The core sound of the album is still based around soaring vocals, hard drums, big riffs and blazing lead guitar but equally now there is a prevalence of pianos, slower moments and a generally more symphonic approach in places. The album, on tracks like ‘Thorazine Shuffle’ and ‘Of Rage And War’ is also in-part surprisingly rhythmic and ahead of its time. It’s a great example of that classic Eighties Metal sound and it also demonstrates the beginnings of the Progressive Metal style, although their later albums would go much further down that direction.
Standout tracks include the dynamic and varied ‘Hounds’ as well as the superb Title Track, the beautiful Zeppelin-esque acoustic number ‘Silk And Steel’ and the huge ballad ‘When The Crowds Are Gone.’
The standard of production and musicianship is very high on this album, and the songs are all both catchy and interesting.

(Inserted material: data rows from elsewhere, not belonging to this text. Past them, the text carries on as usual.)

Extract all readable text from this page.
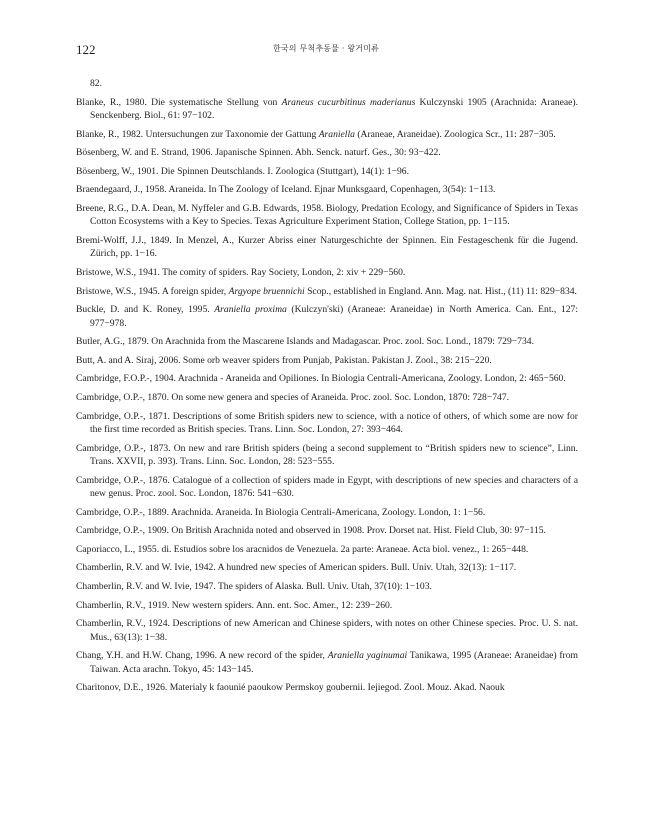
122	한국의 무척추동물 · 왕거미류

82.

Blanke, R., 1980. Die systematische Stellung von Araneus cucurbitinus maderianus Kulczynski 1905 (Arachnida: Araneae). Senckenberg. Biol., 61: 97−102.

Blanke, R., 1982. Untersuchungen zur Taxonomie der Gattung Araniella (Araneae, Araneidae). Zoologica Scr., 11: 287−305.

Bösenberg, W. and E. Strand, 1906. Japanische Spinnen. Abh. Senck. naturf. Ges., 30: 93−422.

Bösenberg, W., 1901. Die Spinnen Deutschlands. I. Zoologica (Stuttgart), 14(1): 1−96.

Braendegaard, J., 1958. Araneida. In The Zoology of Iceland. Ejnar Munksgaard, Copenhagen, 3(54): 1−113.

Breene, R.G., D.A. Dean, M. Nyffeler and G.B. Edwards, 1958. Biology, Predation Ecology, and Significance of Spiders in Texas Cotton Ecosystems with a Key to Species. Texas Agriculture Experiment Station, College Station, pp. 1−115.

Bremi-Wolff, J.J., 1849. In Menzel, A., Kurzer Abriss einer Naturgeschichte der Spinnen. Ein Festageschenk für die Jugend. Zürich, pp. 1−16.

Bristowe, W.S., 1941. The comity of spiders. Ray Society, London, 2: xiv + 229−560.

Bristowe, W.S., 1945. A foreign spider, Argyope bruennichi Scop., established in England. Ann. Mag. nat. Hist., (11) 11: 829−834.

Buckle, D. and K. Roney, 1995. Araniella proxima (Kulczyn'ski) (Araneae: Araneidae) in North America. Can. Ent., 127: 977−978.

Butler, A.G., 1879. On Arachnida from the Mascarene Islands and Madagascar. Proc. zool. Soc. Lond., 1879: 729−734.

Butt, A. and A. Siraj, 2006. Some orb weaver spiders from Punjab, Pakistan. Pakistan J. Zool., 38: 215−220.

Cambridge, F.O.P.-, 1904. Arachnida - Araneida and Opiliones. In Biologia Centrali-Americana, Zoology. London, 2: 465−560.

Cambridge, O.P.-, 1870. On some new genera and species of Araneida. Proc. zool. Soc. London, 1870: 728−747.

Cambridge, O.P.-, 1871. Descriptions of some British spiders new to science, with a notice of others, of which some are now for the first time recorded as British species. Trans. Linn. Soc. London, 27: 393−464.

Cambridge, O.P.-, 1873. On new and rare British spiders (being a second supplement to “British spiders new to science”, Linn. Trans. XXVII, p. 393). Trans. Linn. Soc. London, 28: 523−555.

Cambridge, O.P.-, 1876. Catalogue of a collection of spiders made in Egypt, with descriptions of new species and characters of a new genus. Proc. zool. Soc. London, 1876: 541−630.

Cambridge, O.P.-, 1889. Arachnida. Araneida. In Biologia Centrali-Americana, Zoology. London, 1: 1−56.

Cambridge, O.P.-, 1909. On British Arachnida noted and observed in 1908. Prov. Dorset nat. Hist. Field Club, 30: 97−115.

Caporiacco, L., 1955. di. Estudios sobre los aracnidos de Venezuela. 2a parte: Araneae. Acta biol. venez., 1: 265−448.

Chamberlin, R.V. and W. Ivie, 1942. A hundred new species of American spiders. Bull. Univ. Utah, 32(13): 1−117.

Chamberlin, R.V. and W. Ivie, 1947. The spiders of Alaska. Bull. Univ. Utah, 37(10): 1−103.

Chamberlin, R.V., 1919. New western spiders. Ann. ent. Soc. Amer., 12: 239−260.

Chamberlin, R.V., 1924. Descriptions of new American and Chinese spiders, with notes on other Chinese species. Proc. U. S. nat. Mus., 63(13): 1−38.

Chang, Y.H. and H.W. Chang, 1996. A new record of the spider, Araniella yaginumai Tanikawa, 1995 (Araneae: Araneidae) from Taiwan. Acta arachn. Tokyo, 45: 143−145.

Charitonov, D.E., 1926. Materialy k faounié paoukow Permskoy goubernii. Iejiegod. Zool. Mouz. Akad. Naouk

They’re either grand and musical, satisfyingly heavy or both. Singer Jon Olivia has a great range and eccentric vocal personality that can vary from raspy snarls and low shouts to Halford-style shrieks, as well as of course, some great melodic clean singing for the softer piano-lead parts.
It is interesting that the album’s title, Gutter Ballet, was actually taken from the title for a play by the album’s producer Paul O’Neill that would later be adapted to form the band’s next album, 1991’s Streets: A Rock Opera, causing that album to need a title of its own since ‘Gutter Ballet’ had already been used.
Overall; if you want a well produced 1980s Metal album that touches on that sweet spot between Classic Heavy Metal, Thrash Metal, Power Metal and Prog Metal, with bundles of variety and personality, copious amounts of lead guitar and an amazing singer, then this is an album you should definitely consider checking out. If you like Savatage already but haven’t checked it out yet, you should probably give it a listen and find out what you’re missing.